It comes as no surprise that the assistant attorney general for civil rights reads the latest Supreme Court ruling on the subject as in line with his own anti-affirmative-action views. William Bradford Reynolds reads every ruling on affirmative action as in line with his perverse views.
Still it must have taken special reading skills for him to find comfort in the case of the Jackson, Mich., schoolteachers. The court ruled last week that black teachers, hired under an affirmative action plan, could not be protected against layoffs while white teachers with more seniority were laid off.
Most experienced observers seem unsure of the long-term implications of the ruling. Not so Reynolds, who has concluded that 1) it applies to hiring and promotions "to the same extent" as it applies to layoffs, 2) that the court has embraced his view that racial preferences are valid only in cases where there is proof of discrimination against individuals, and 3) that it calls into serious question the requirement, roundly opposed by Reynolds, that federal contractors hire qualified women and minority workers in rough proportion to their availability in the labor pool.
Justice Lewis F. Powell Jr., writing for the court majority, made clear that he distinguishes between hiring and layoffs when it comes to affirmative action.
"We have recognized [in previous cases]," he wrote, "that in order to remedy the effects of prior discrimination, it may be necessary to take race into account. As part of this nation's dedication to eradicating racial discrimination, innocent persons may be called upon to bear some of the burden of the remedy."
But he noted that none of the cases in which this principle was upheld involved layoffs.
"In cases involving valid hiring goals, the burden to be borne by innocent individuals is diffused to a considerable extent among society generally. Though hiring goals may burden some innocent individuals, they simply do not impose the same kind of injury that layoffs impose."
Chief Justice Warren E. Burger and Justice William H. Rehnquist joined in that opinion, which seems not to support the Reynolds view.
Justice Sandra Day O'Connor, joining in part, noted in addition that the court "has forged a degree of unanimity; it is agreed that a plan need not be limited to the remedying of specific instances of identified discrimination for it to be deemed sufficiently 'narrowly tailored,' or 'substantially related' to the correction of prior discrimination."
Justice Byron R. White, concurring, offered no opinion, except by indirection, on the hiring goals. But he did say: "Whatever the legitimacy of hiring goals or quotas may be, the discharge of white teachers to make room for blacks, none of whom has been shown to be a victim of any racial discrimination, is a different matter."
If Reynolds reads "whatever the legitimacy" to mean that White doubts the legitimacy of hiring goals -- by no means an obvious interpretation -- then maybe he can twist that doubt into a splinter of support for his own views.

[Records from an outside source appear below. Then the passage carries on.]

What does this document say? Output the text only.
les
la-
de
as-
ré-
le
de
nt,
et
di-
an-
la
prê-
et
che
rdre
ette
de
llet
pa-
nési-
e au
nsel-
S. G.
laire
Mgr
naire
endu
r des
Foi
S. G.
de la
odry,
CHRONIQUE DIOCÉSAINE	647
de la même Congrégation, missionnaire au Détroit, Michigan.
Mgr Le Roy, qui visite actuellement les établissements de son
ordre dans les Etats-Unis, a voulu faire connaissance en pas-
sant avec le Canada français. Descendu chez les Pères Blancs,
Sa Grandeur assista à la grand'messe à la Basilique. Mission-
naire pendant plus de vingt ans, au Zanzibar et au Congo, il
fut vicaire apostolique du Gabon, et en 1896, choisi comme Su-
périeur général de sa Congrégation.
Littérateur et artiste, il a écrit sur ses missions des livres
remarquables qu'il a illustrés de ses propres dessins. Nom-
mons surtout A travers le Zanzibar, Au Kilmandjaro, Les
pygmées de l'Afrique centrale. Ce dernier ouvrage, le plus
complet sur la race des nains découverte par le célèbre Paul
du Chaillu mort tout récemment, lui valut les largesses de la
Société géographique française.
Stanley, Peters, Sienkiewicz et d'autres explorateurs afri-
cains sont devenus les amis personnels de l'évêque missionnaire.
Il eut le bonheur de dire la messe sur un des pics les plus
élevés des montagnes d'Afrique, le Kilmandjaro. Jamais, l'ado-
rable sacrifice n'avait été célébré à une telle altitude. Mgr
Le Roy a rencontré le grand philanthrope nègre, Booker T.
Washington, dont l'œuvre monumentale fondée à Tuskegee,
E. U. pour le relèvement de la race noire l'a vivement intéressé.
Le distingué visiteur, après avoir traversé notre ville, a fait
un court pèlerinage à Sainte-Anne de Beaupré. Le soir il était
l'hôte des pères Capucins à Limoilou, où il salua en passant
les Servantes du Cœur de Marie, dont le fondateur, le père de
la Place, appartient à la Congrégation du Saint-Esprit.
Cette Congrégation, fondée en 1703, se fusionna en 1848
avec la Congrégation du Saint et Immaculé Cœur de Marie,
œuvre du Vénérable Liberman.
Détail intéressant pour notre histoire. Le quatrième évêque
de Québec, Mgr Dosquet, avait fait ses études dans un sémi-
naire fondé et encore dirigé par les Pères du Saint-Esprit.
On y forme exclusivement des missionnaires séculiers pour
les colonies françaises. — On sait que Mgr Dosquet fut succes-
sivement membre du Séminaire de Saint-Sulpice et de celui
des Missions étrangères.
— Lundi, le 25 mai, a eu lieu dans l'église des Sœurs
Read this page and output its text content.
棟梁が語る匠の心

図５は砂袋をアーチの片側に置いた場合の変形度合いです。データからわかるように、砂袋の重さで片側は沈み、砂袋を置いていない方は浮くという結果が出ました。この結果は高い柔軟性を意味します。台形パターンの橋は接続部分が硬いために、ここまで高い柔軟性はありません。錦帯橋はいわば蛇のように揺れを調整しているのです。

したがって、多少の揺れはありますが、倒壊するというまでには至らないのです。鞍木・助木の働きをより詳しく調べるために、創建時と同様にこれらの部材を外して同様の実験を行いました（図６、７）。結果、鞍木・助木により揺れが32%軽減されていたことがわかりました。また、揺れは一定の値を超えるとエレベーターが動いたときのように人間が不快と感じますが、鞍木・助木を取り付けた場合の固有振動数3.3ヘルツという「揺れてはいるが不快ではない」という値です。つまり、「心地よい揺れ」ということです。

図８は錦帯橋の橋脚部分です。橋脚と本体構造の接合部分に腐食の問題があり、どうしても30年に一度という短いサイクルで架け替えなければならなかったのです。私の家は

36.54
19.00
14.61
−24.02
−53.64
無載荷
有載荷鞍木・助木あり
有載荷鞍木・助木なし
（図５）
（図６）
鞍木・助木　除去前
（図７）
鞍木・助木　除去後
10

Certainly he gets no support from the remaining four justices, all of whom, dissenting, would have upheld the layoff scheme as well as the hiring plan. Justice Thurgood Marshall, joined by Justices William J. Brennan Jr. and Harry A. Blackmun, noted that the "sole question posed" by the Jackson case was "whether the Constitution prohibits a union and a local school board from developing a collective-bargaining agreement that apportions layoffs between two racially determined groups as a means of preserving the effects of an affirmative action hiring policy, the constitutionality of which is unchallenged."
That takes care of eight of the nine justices. The ninth, Justice John Paul Stevens, put it this way: "Rather than analyzing a case of this kind by asking whether minority teachers have some sort of special entitlement to jobs as a remedy for sins that were committed in the past, I believe that we should first ask whether the board's action advances the public interest in educating children for the future. . . .
"There is, however, a critical difference between a decision to exclude a member of a minority race because of his or her skin color and a decision to include more members of the minority in a school faculty for that reason."
Reynolds reads the ruling in the Michigan case to prove that the court majority agrees with him, that race-specific hiring, except in cases where individual victims of discrimination can be found, is unconstitutional. I have scoured the range of opinions, exceptions and dissents and cannot find a shred of evidence that even one of the justices agrees with Reynolds.